Puri berkeliling seorang diri ditengah sunyinya desa. Berbekal pisau hadiah dari thanatos dan keberanian yang sebelumnya tidak pernah ia mimpikan akan ia miliki, langkahnya membawa ia pada satu bangunan tua. Tempat paling mencolok dari semua bangunan di desa ini. Pintu kayu besar menjulang tinggi, beberapa lubang tampak menghiasi permukaan bangunan itu. Catnya yang telah luntur termakan usia membuat tempat itu seperti sarang hantu, tapi apa mungkin ada hantu di gereja. Bukankah semua tempat ibadah sama sucinya, tempat tuhan berada, dimana umatnya menengadah meminta segala jenis hajat yang nyata. Apapun agamanya dan siapapun pemeluknya, bukankah Tuhan setiap umat sama saja. Satu tujuannya meski berbeda cara memujanya, semua keindahan dari cara setiap umat memuja membuat keindahan terpancar dari segala penjuru dunia. Puri sendiri masih berdiri diambang pintu rumah ibadah itu, tak kala desiran angin meniup pelan rambut belakangnya. Semilir angin menerbangkan beberapa anak rambutnya, tidak ada satupun kamera pengawas ditempat ini. Puri sudah mencari dan mengawasi dibeberapa titik, tapi tidak ada satupun tanda kerlap-kerlip merah kecil seperti biasa. Tempat ini bersih dari kamera pengintai, puri tidak yakin itu sebagai pertanda baik atau malah sebaliknya.

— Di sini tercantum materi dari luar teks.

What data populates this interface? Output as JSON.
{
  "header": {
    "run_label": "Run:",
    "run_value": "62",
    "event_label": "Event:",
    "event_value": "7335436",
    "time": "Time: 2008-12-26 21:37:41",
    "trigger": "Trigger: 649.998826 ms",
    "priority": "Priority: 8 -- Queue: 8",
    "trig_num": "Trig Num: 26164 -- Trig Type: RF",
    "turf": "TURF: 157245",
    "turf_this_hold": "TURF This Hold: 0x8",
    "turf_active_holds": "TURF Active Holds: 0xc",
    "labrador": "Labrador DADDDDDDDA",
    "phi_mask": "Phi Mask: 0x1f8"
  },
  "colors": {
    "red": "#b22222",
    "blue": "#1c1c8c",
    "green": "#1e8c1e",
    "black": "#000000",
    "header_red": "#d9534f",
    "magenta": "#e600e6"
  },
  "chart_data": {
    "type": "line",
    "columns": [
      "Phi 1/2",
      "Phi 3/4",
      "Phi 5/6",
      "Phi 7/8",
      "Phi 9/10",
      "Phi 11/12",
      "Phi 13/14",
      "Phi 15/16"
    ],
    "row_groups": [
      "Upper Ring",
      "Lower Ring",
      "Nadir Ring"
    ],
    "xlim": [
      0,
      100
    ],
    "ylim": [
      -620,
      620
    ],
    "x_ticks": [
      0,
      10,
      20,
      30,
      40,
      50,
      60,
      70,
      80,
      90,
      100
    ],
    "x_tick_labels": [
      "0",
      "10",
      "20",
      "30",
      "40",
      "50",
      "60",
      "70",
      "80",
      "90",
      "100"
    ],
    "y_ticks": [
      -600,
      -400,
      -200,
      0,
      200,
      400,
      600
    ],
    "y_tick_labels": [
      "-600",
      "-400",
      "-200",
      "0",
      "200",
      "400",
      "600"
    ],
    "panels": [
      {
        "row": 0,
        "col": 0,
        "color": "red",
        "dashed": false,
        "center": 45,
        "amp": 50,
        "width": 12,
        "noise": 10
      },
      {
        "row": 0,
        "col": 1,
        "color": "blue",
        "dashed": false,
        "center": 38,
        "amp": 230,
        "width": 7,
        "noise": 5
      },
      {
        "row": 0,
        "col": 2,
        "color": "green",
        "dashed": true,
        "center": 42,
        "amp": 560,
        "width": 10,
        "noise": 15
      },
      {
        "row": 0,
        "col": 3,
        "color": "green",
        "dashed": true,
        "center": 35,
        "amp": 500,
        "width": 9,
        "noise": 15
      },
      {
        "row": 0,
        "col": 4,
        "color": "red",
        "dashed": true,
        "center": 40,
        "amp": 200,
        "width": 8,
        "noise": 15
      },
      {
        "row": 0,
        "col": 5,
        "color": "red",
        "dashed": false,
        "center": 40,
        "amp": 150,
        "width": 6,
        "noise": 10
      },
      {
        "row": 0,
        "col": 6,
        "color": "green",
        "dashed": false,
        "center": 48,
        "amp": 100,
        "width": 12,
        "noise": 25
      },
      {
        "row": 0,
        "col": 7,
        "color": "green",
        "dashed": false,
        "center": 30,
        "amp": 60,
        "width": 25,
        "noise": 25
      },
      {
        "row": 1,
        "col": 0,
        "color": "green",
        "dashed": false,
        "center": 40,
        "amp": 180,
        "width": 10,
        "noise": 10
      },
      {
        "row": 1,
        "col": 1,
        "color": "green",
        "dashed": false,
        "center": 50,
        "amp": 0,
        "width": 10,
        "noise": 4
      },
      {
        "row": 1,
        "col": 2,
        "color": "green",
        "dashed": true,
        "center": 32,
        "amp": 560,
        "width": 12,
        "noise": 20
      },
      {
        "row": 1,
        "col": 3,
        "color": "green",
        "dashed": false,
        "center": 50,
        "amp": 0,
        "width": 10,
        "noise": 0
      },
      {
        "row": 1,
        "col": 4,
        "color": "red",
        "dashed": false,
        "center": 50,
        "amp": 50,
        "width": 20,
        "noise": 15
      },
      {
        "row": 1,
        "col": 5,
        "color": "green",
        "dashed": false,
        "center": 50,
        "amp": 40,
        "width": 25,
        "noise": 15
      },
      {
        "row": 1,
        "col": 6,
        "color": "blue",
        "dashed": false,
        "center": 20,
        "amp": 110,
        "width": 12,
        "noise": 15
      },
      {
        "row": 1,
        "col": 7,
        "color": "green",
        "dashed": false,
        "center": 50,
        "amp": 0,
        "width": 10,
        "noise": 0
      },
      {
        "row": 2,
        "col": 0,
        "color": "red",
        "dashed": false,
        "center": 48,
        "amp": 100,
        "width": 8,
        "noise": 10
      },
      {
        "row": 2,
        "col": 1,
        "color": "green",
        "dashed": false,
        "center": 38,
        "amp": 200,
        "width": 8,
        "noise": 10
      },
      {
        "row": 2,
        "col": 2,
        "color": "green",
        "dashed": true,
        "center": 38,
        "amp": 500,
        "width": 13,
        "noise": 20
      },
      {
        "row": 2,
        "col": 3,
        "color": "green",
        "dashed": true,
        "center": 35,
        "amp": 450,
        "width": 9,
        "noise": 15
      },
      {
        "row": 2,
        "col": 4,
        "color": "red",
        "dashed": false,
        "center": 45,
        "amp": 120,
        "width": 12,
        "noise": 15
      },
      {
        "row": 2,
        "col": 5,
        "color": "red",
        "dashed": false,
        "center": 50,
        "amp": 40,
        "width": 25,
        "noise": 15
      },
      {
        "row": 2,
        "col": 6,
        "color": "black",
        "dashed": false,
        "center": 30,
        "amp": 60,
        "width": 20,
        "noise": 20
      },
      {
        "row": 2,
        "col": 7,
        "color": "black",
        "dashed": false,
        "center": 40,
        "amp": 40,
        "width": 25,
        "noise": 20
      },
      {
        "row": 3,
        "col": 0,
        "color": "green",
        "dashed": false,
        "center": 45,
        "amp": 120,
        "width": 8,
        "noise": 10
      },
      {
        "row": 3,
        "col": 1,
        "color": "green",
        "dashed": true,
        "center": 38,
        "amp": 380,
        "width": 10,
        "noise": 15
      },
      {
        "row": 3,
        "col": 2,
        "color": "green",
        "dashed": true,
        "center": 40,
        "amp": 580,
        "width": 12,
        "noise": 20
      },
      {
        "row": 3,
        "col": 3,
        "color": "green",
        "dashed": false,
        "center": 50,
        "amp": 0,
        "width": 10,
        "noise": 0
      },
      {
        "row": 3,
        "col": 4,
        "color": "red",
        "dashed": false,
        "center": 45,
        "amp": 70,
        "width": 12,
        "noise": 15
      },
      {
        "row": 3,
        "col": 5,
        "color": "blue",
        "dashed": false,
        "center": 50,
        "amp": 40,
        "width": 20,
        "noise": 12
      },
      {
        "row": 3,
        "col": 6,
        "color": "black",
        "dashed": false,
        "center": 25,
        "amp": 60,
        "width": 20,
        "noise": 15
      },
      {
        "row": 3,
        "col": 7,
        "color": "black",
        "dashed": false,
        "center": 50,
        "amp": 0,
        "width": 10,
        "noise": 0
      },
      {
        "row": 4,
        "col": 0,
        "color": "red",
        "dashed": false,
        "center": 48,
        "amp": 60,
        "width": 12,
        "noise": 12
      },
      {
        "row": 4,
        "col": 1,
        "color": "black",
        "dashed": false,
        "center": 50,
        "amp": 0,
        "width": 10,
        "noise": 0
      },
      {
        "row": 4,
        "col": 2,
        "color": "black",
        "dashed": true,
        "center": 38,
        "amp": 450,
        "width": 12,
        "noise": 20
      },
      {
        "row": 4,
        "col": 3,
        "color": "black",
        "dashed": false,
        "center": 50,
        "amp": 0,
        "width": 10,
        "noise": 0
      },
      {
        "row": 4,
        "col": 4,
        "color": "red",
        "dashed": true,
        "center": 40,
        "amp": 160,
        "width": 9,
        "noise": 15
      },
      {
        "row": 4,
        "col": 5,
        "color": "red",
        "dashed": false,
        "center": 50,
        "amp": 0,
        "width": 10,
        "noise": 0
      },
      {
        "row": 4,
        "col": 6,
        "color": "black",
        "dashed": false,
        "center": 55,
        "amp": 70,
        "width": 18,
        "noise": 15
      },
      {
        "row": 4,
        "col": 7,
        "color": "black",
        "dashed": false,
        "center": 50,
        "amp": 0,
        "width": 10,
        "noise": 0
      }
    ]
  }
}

"Aneh, tidak biasanya arena setenang ini." Matahari perlahan menghilang, bersembunyi dibalik bukit dan cahaya hilang bersamanya. Ada desir hebat dalam dada puri, ketakutan dan rasa penasaran. Di dalam tempat sebesar ini, dirumah tuhan, apakah ada sosok yang berani mengotorinya dengan darah manusia. Mengangkat senjata lalu menikam satu sama lain, mengolok-olok seonggok kepala yang telah tak bernyawa karena berhasil menebasnya. Ketakutan perlahan mendekap dengan erat, bagaimana jika ada yang menyerang dan ia mati tanpa ada satu orang pun yang tau. Bagaimana dengan ibu, ayah, dan adiknya. Apa yang akan terjadi dengan mereka jika setelah pintu ini terbuka dan seseorang menusuk jantungnya.

Namun, ada sesuatu. Sesuatu di dalam sana yang ia rasa tengah menunggunya, ada bisikan kecil tepat di dalam hatinya. Meminta ia untuk datang, memanggil namanya dengan lembut dan menenangkan.  Awalnya ia ragu, sangat sulit lepas dari jerat teman-temannya, namun ketika ia mengatakan akan buang air besar. Mereka membiarkan puri pergi, pesta perayaan masih beberapa jam lagi. Ia masih punya banyak waktu. Tangannya menggapai gagang pintu, mendorong dengan agak susah payah sampai pintu kayu besar itu terbuka. Puri masuk perlahan, dalam remang cahaya bulan, ia ragu apakah harus segera kembali atau melanjutkan langkah kakinya. Tapi saat ini tubuhnya sudah seratus persen berada di dalam gereja. Saat langkahnya semakin jauh masuk ke dalam, cahaya terang dari lampu gantung diatas mengejutkannya.